Universal Serial Bus (USB)


The USB is a new bus (first shipped in late 1996) called the "Universal Serial Bus" that connects to the motherboard through a USB port, and some consider the wires between the connector and the devices attached to it to be the bus.

    Rember, the PC's bus is the circuitry that ties all the devices on your motherboard together. The bus concept is to: "extend and link the signals of your system"; however, you have to know what it means to understand it.

    Well, the motherboard supports a USB port on the motherboard, but you must connect device to the USB interface which is located on the motherboard. Devices such as a USB keyboard may have one or more ports on it to which you connect other USB devices. On most PC's, external devices are usually connected to a "serial" or a "parallel" port, or to an expansion card in an expansion slot. These ports usually take only one device; or you have to have a "interface" card such as a SCSI to which you can hook up to 7 devices.

    These ports are relatively slow (115 Kbps with serial ports, and about 2.5 Mbps for parallel ports) and expansion cards are even slower if in an 8 bit ISA slot.

    With the advent of the USB concept, you now have the ability (as soon as the devices are commercially available) to hook up to 127 devices off the USB port - if they have USB connections on the devices! Sounds great; however, get realistic for just a moment.

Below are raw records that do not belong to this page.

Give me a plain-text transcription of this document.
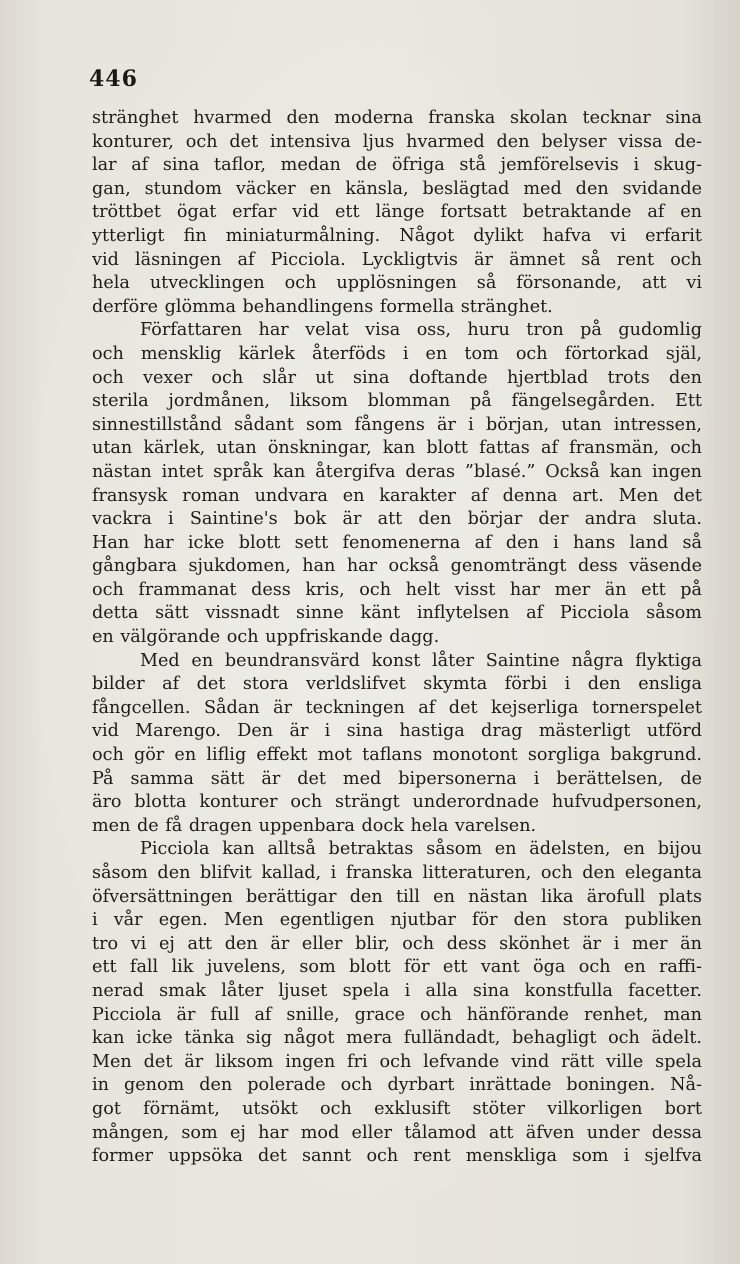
446
stränghet hvarmed den moderna franska skolan tecknar sina
konturer, och det intensiva ljus hvarmed den belyser vissa de-
lar af sina taflor, medan de öfriga stå jemförelsevis i skug-
gan, stundom väcker en känsla, beslägtad med den svidande
tröttbet ögat erfar vid ett länge fortsatt betraktande af en
ytterligt fin miniaturmålning. Något dylikt hafva vi erfarit
vid läsningen af Picciola. Lyckligtvis är ämnet så rent och
hela utvecklingen och upplösningen så försonande, att vi
derföre glömma behandlingens formella stränghet.
Författaren har velat visa oss, huru tron på gudomlig
och mensklig kärlek återföds i en tom och förtorkad själ,
och vexer och slår ut sina doftande hjertblad trots den
sterila jordmånen, liksom blomman på fängelsegården. Ett
sinnestillstånd sådant som fångens är i början, utan intressen,
utan kärlek, utan önskningar, kan blott fattas af fransmän, och
nästan intet språk kan återgifva deras ”blasé.” Också kan ingen
fransysk roman undvara en karakter af denna art. Men det
vackra i Saintine's bok är att den börjar der andra sluta.
Han har icke blott sett fenomenerna af den i hans land så
gångbara sjukdomen, han har också genomträngt dess väsende
och frammanat dess kris, och helt visst har mer än ett på
detta sätt vissnadt sinne känt inflytelsen af Picciola såsom
en välgörande och uppfriskande dagg.
Med en beundransvärd konst låter Saintine några flyktiga
bilder af det stora verldslifvet skymta förbi i den ensliga
fångcellen. Sådan är teckningen af det kejserliga tornerspelet
vid Marengo. Den är i sina hastiga drag mästerligt utförd
och gör en liflig effekt mot taflans monotont sorgliga bakgrund.
På samma sätt är det med bipersonerna i berättelsen, de
äro blotta konturer och strängt underordnade hufvudpersonen,
men de få dragen uppenbara dock hela varelsen.
Picciola kan alltså betraktas såsom en ädelsten, en bijou
såsom den blifvit kallad, i franska litteraturen, och den eleganta
öfversättningen berättigar den till en nästan lika ärofull plats
i vår egen. Men egentligen njutbar för den stora publiken
tro vi ej att den är eller blir, och dess skönhet är i mer än
ett fall lik juvelens, som blott för ett vant öga och en raffi-
nerad smak låter ljuset spela i alla sina konstfulla facetter.
Picciola är full af snille, grace och hänförande renhet, man
kan icke tänka sig något mera fulländadt, behagligt och ädelt.
Men det är liksom ingen fri och lefvande vind rätt ville spela
in genom den polerade och dyrbart inrättade boningen. Nå-
got förnämt, utsökt och exklusift stöter vilkorligen bort
mången, som ej har mod eller tålamod att äfven under dessa
former uppsöka det sannt och rent menskliga som i sjelfva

    You currently have devices that are not USB compliant, your old motherboard does not have a USB port, and you don't know if there are any companies working on an interface card, with a USB port, which will be available to you.

    Even if there are companies working on an interface card that will connect to your current motherboard, it will not work at the speeds envisioned by the developers of the USB specifications. What will the USB standard eventually allow you to do?

  1. Connect up to 127 devices thru a single USB port.
  2. Speed - Have a total throughput of 1.5MBPs for for some devices such as keyboards, modems, etc., and up to 12 Mbps for printers, monitors, etc. over the single USB port.
  3. IRQ's: a single IRQ can handle up to 127 devices through the single USB port!
  4. Cable lengths between devices may be up to 5 meters long.
  5. A USB keyboard can have multiple USB ports and act as a USB hub.
  6. Multiple devices can run at either of the above speeds without conflicts.
  7. Peripheral devices can be "hotswappable".
  8. Automatic detection and loading of device drivers.
  9. Two devices running at either speed can operate without conflicts at the same time.
Well, the parallel and serial ports on a computer, are really connections that are detriments to performance. Their speeds are somewhat limited - 115 Kbps for serial ports and 2.5 Mbps for parallel ports, so the USB should give increased performance.

Larger software companies are currently working on providing drivers for the USB ports such as Windows95 and Windows NT.

Most manufacturers of motherboards have already incorporated USB ports on their products, and these motherboards began shipping in late 1996. The Micronics "Stingray" motherboard is an example.

Just imagine, peripheral devices stacked along every wall of your office, or room at home, only occupying one I/O port, one IRQ, and one DMA address!